Der 92-jährigen Shoah-Überlebenden Charlotte Knobloch genügt das nicht: „Nein, mit dieser Regelung sind wir ganz und gar nicht einverstanden“, teilt sie auf Nachfrage der SZ mit. Sie hält es für „sehr wahrscheinlich“, dass einige jüdische Münchnerinnen und Münchner aus Sorge vor Übergriffen am Freitagabend nicht zu der um 19.30 Uhr beginnenden Kabbalat Schabbat kommen werden. In München ist es in den vergangenen Jahren wiederholt zu Attacken auf die Synagoge und auf jüdische Kippaträger gekommen.

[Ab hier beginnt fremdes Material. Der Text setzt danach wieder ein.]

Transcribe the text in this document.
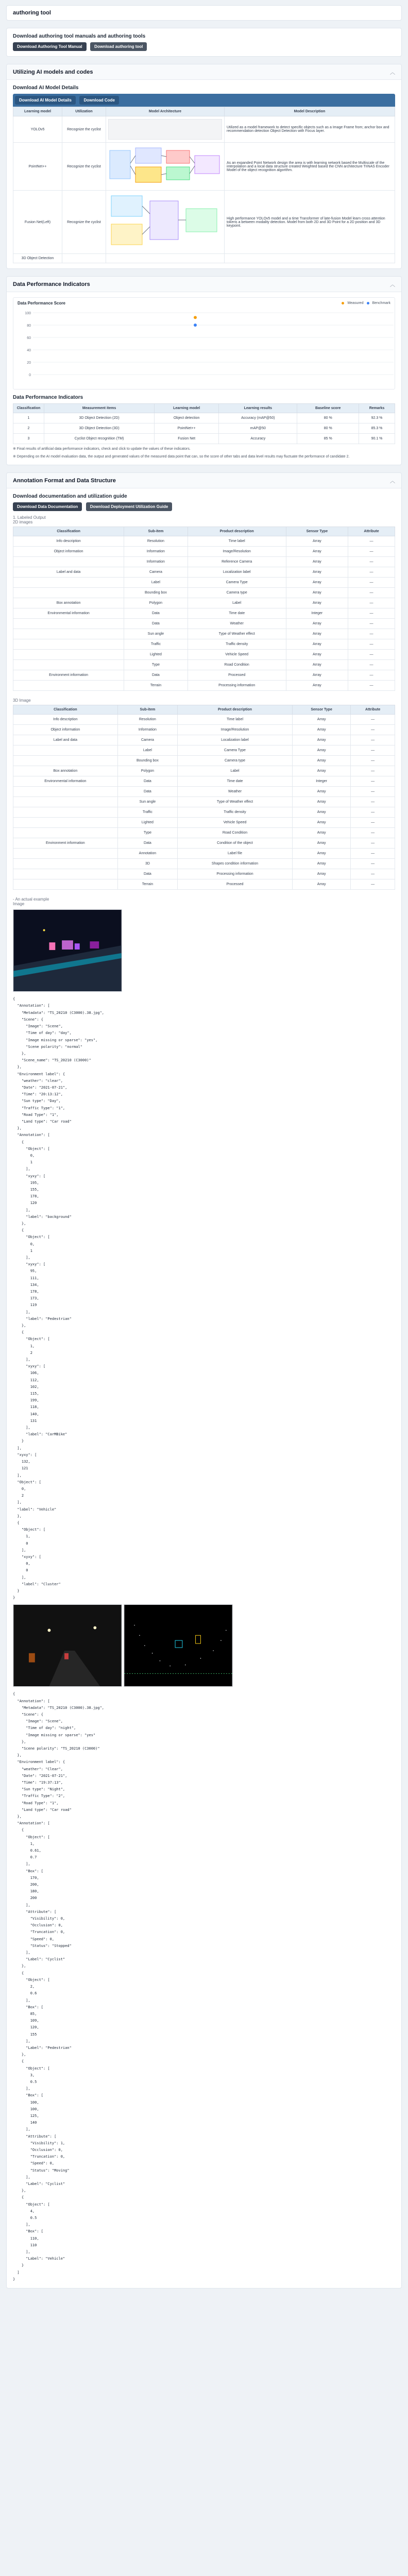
authoring tool
Download authoring tool manuals and authoring tools
Download Authoring Tool Manual	Download authoring tool
Utilizing AI models and codes	︿
Download AI Model Details
Download AI Model Details	Download Code
Learning model	Utilization	Model Architecture	Model Description
YOLOv5	Recognize the cyclist		Utilized as a model framework to detect specific objects such as a Image Frame from; anchor box and recommendation detection Object Detection with Focus layer.
PointNet++	Recognize the cyclist		As an expanded Point Network design the area is with learning network based the Multiscale of the interpolation and a local data structure created Weighted based the CNN architecture TriNAS Encoder Model of the object recognition algorithm.
Fusion Net(Left)	Recognize the cyclist		High performance YOLOv5 model and a time Transformer of late-fusion Model learn cross attention tokens a between modality detection. Model from both 2D and 3D Point for a 2D position and 3D keypoint.
3D Object Detection			
Data Performance Indicators	︿
Data Performance Score	Measured Benchmark
0
20
40
60
80
100
Data Performance Indicators
Classification	Measurement items	Learning model	Learning results	Baseline score	Remarks
1	3D Object Detection (2D)	Object detection	Accuracy (mAP@50)	80 %	92.3 %
2	3D Object Detection (3D)	PointNet++	mAP@50	80 %	85.3 %
3	Cyclist Object recognition (TM)	Fusion Net	Accuracy	85 %	90.1 %
※ Final results of artificial data performance indicators, check and click to update the values of these indicators.
※ Depending on the AI model evaluation data, the output and generated values of the measured data point that can, so the score of other tabs and data level results may fluctuate the performance of candidate 2.
Annotation Format and Data Structure	︿
Download documentation and utilization guide
Download Data Documentation	Download Deployment Utilization Guide
1. Labeled Output
2D images
Classification	Sub-item	Product description	Sensor Type	Attribute
Info description	Resolution	Time label	Array	—
Object information	Information	Image/Resolution	Array	—
	Information	Reference Camera	Array	—
Label and data	Camera	Localization label	Array	—
	Label	Camera Type	Array	—
	Bounding box	Camera type	Array	—
Box annotation	Polygon	Label	Array	—
Environmental information	Data	Time date	Integer	—
	Data	Weather	Array	—
	Sun angle	Type of Weather effect	Array	—
	Traffic	Traffic density	Array	—
	Lighted	Vehicle Speed	Array	—
	Type	Road Condition	Array	—
Environment information	Data	Processed	Array	—
	Terrain	Processing information	Array	—
3D Image
Classification	Sub-item	Product description	Sensor Type	Attribute
Info description	Resolution	Time label	Array	—
Object information	Information	Image/Resolution	Array	—
Label and data	Camera	Localization label	Array	—
	Label	Camera Type	Array	—
	Bounding box	Camera type	Array	—
Box annotation	Polygon	Label	Array	—
Environmental information	Data	Time date	Integer	—
	Data	Weather	Array	—
	Sun angle	Type of Weather effect	Array	—
	Traffic	Traffic density	Array	—
	Lighted	Vehicle Speed	Array	—
	Type	Road Condition	Array	—
Environment information	Data	Condition of the object	Array	—
	Annotation	Label file	Array	—
	3D	Shapes condition information	Array	—
	Data	Processing information	Array	—
	Terrain	Processed	Array	—
- An actual example
Image
{
"Annotation": [
"Metadata": "TS_20210 (C3000).38.jpg",
"Scene": {
"Image": "Scene",
"Time of day": "day",
"Image missing or sparse": "yes",
"Scene polarity": "normal"
},
"Scene_name": "TS_20210 (C3000)"
},
"Environment label": {
"weather": "clear",
"Date": "2021-07-21",
"Time": "20:13:12",
"Sun type": "Day",
"Traffic Type": "1",
"Road Type": "1",
"Land type": "Car road"
},
"Annotation": [
{
"Object": [
0,
1
],
"xyxy": [
195,
155,
178,
120
],
"label": "background"
},
{
"Object": [
0,
1
],
"xyxy": [
95,
111,
134,
178,
173,
119
],
"label": "Pedestrian"
},
{
"Object": [
1,
2
],
"xyxy": [
106,
112,
102,
115,
199,
118,
140,
131
],
"label": "CarMBike"
}
],
"xyxy": [
132,
121
],
"Object": [
0,
2
],
"label": "Vehicle"
},
{
"Object": [
1,
0
],
"xyxy": [
0,
0
],
"label": "Cluster"
}
}

{
"Annotation": [
"Metadata": "TS_20210 (C3000).38.jpg",
"Scene": {
"Image": "Scene",
"Time of day": "night",
"Image missing or sparse": "yes"
},
"Scene polarity": "TS_20210 (C3000)"
},
"Environment label": {
"weather": "Clear",
"Date": "2021-07-21",
"Time": "19:37:13",
"Sun type": "Night",
"Traffic Type": "2",
"Road Type": "1",
"Land type": "Car road"
},
"Annotation": [
{
"Object": [
1,
0.61,
0.7
],
"Box": [
170,
200,
180,
200
],
"Attribute": [
"Visibility": 0,
"Occlusion": 0,
"Truncation": 0,
"Speed": 0,
"Status": "Stopped"
],
"Label": "Cyclist"
},
{
"Object": [
2,
0.6
],
"Box": [
85,
109,
120,
155
],
"Label": "Pedestrian"
},
{
"Object": [
3,
0.5
],
"Box": [
100,
100,
125,
140
],
"Attribute": [
"Visibility": 1,
"Occlusion": 0,
"Truncation": 0,
"Speed": 0,
"Status": "Moving"
],
"Label": "Cyclist"
},
{
"Object": [
4,
0.5
],
"Box": [
110,
110
],
"Label": "Vehicle"
}
]
}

Die Verantwortlichen bei der IKG begrüßen es deshalb besonders, dass Gruppen aus der Münchner Zivilgesellschaft angekündigt haben, von 18.30 Uhr an mit einer Menschenkette auf dem Jakobsplatz die Synagoge und ihre Besucher schützen zu wollen. „Diese Menschenkette ist ein wichtiges Signal, nicht zuletzt an die Stadt“, sagt Charlotte Knobloch. Sie dankte dem Bündnis „München ist bunt“ und den „Omas gegen Rechts“ für diese Initiative. „Wieder einmal ist Verlass auf sie: Sie handeln, wenn es darauf ankommt.“

Knobloch selbst möchte zu den Teilnehmerinnen und Teilnehmern der Menschenkette sprechen. „Unsere jüdischen Freundinnen und Freunde sind nicht allein. Wir stehen an ihrer Seite“, schreiben die Omas gegen Rechts in ihrem Aufruf auf Instagram. „Wir sind friedlich, aber entschlossen, uns Anfeindungen entgegenzustellen.“

Die Gruppierung „Palästina spricht“ antwortete bis zum Donnerstagmittag nicht auf eine SZ-Anfrage zu dem geplanten Demonstrationszug in Synagogennähe. So blieb auch die Frage, ob man mit einer möglichen Verlegung der Demonstration den Ängsten jüdischer Mitbürgerinnen und Mitbürger hätte begegnen können, unbeantwortet.